Recenti studi dimostrano che due nuove molecole AstraZeneca riducono il rischio di progressione in pazienti in fase avanzata pre-trattate con terapia ormonale.

Le due molecole, capivasertib e camizestrant, migliorano la sopravvivenza libera da progressione in pazienti con carcinoma della mammella metastatico già trattato con terapia ormonale: lo dimostrano gli studi SERENA-2 e CAPItello-291 presentati al San Antonio Breast Cancer Symposium (SABCS), concluso il 10 dicembre.

I nuovi studi hanno quindi permesso di aggiornare i dati dello studio di fase 3 “monarchE” su abemaciclib, pubblicati in contemporanea su The Lancet Oncology.

Fermare la progressione del tumore al seno in fase metastatica rappresenta da sempre una grande sfida a cui la ricerca internazionale dedica da anni molta attenzione: non solo perché, come riporta Sanità Informazione, la neoplasia alla mammella è la più frequente (solo nel 2020 ha fatto registrare 2,3 milioni di nuove diagnosi), ma anche perché oggi questa patologia interessa donne che sviluppano una resistenza alle terapie ormonali attualmente disponibili.

Le terapie ormonali sono utilizzate abitualmente per il trattamento del carcinoma alla mammella HR+“, ha spiegato alla stampa Giampaolo Bianchini, Responsabile del Gruppo mammella, Dipartimento di oncologia dell’IRCSS Ospedale San Raffaele di Milano, “ma le pazienti spesso sviluppano resistenza alle terapie ormonali attualmente disponibili per la malattia avanzata e di conseguenza vanno incontro ad una progressione della malattia. Da qui la necessità urgente di trovare nuove cure. Queste due nuove molecole hanno il potenziale per rispondere al forte bisogno clinico“.

Le due nuove molecole, sottoforma di farmaci, sembrano essere la soluzione a questo problema.

Secondo lo studio CAPItello -291, la molecola capivasertib, somministrata oralmente per 4 giorni la settimana e combinata con il farmaco fulvestrant è in grado di ridurre del 40% il rischio di progressione della malattia in pazienti con tumore al seno che hanno sviluppato una recidiva o progressione della malattia durante o dopo la terapia endocrina.

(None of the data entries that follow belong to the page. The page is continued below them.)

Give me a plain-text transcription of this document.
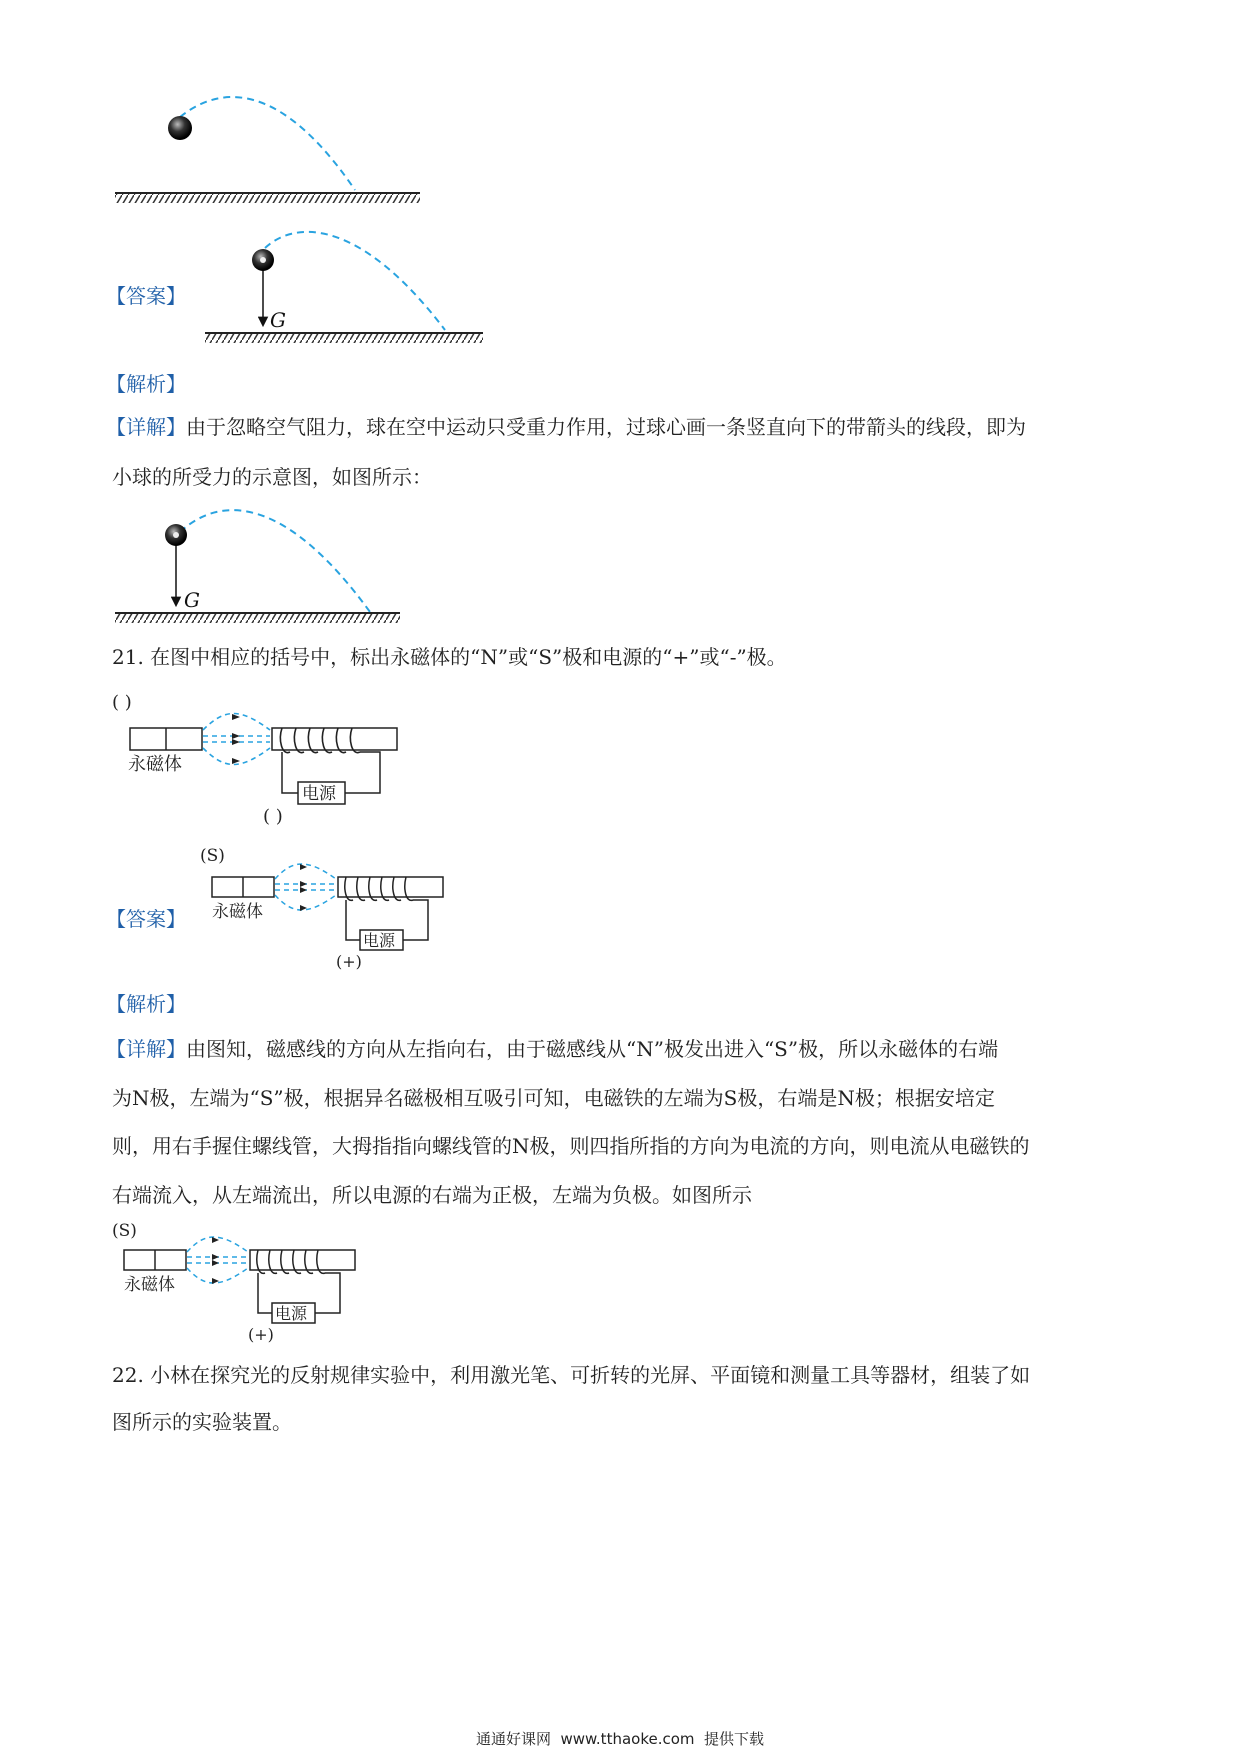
【答案】
G
【解析】
【详解】由于忽略空气阻力，球在空中运动只受重力作用，过球心画一条竖直向下的带箭头的线段，即为
小球的所受力的示意图，如图所示：
G
21. 在图中相应的括号中，标出永磁体的“N”或“S”极和电源的“+”或“-”极。
( )
电源
永磁体
( )
【答案】
(S)
电源
永磁体
(+)
【解析】
【详解】由图知，磁感线的方向从左指向右，由于磁感线从“N”极发出进入“S”极，所以永磁体的右端
为N极，左端为“S”极，根据异名磁极相互吸引可知，电磁铁的左端为S极，右端是N极；根据安培定
则，用右手握住螺线管，大拇指指向螺线管的N极，则四指所指的方向为电流的方向，则电流从电磁铁的
右端流入，从左端流出，所以电源的右端为正极，左端为负极。如图所示
(S)
电源
永磁体
(+)
22. 小林在探究光的反射规律实验中，利用激光笔、可折转的光屏、平面镜和测量工具等器材，组装了如
图所示的实验装置。
通通好课网  www.tthaoke.com  提供下载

Si tratta di una terapia orale ben tollerata“, ha detto Bianchini, “oltre ad avere un vantaggio nella modalità di somministrazione e un profilo di sicurezza alto, con pochi effetti collaterali come diarrea e nausea“.

Allo studio CAPItello -291 hanno preso parte 708 pazienti e diversi centri italiani.

L’altra molecola, camizestrant, è invece una molecola di nuova generazione in grado di ridurre del 42% il rischio di progressione della malattia o di morte. Nello studio Serena -2, le 240 pazienti trattate con la molecola camizestrant si trovavano tutte in post menopausa. “Rispetto a CAPItello-291 questo studio va a testare una terapia ormonale più potente su pazienti resistenti alla terapia endocrina andando a rilevare un miglioramento del controllo di progressione della malattia da 3 a 4 mesi, anche nei pazienti pretrattati“, ha dichiarato Bianchini, “in particolare è stato riscontrato un forte beneficio in un sottogruppo di pazienti con una mutazione nei ricettori degli estrogeni, con un vantaggio superiore al 50 percento e una tollerabilità ottima“.

In entrambi i casi siamo difronte a molecole che rappresentano un concreto miglioramento per la cura di malattie metastatiche, garantiscono miglior assorbimento e tollerabilità“, ha aggiunto alla stampa Alberto Zambelli, Professore Associato di Oncologia medica all’Humanitas University di Milano.

Alberto Zambelli e Gianpaolo Bianchini si sono trovati d’accordo nel dire che “non è da escludere” l’efficacia delle due molecole anche in fase precoce del tumore al seno.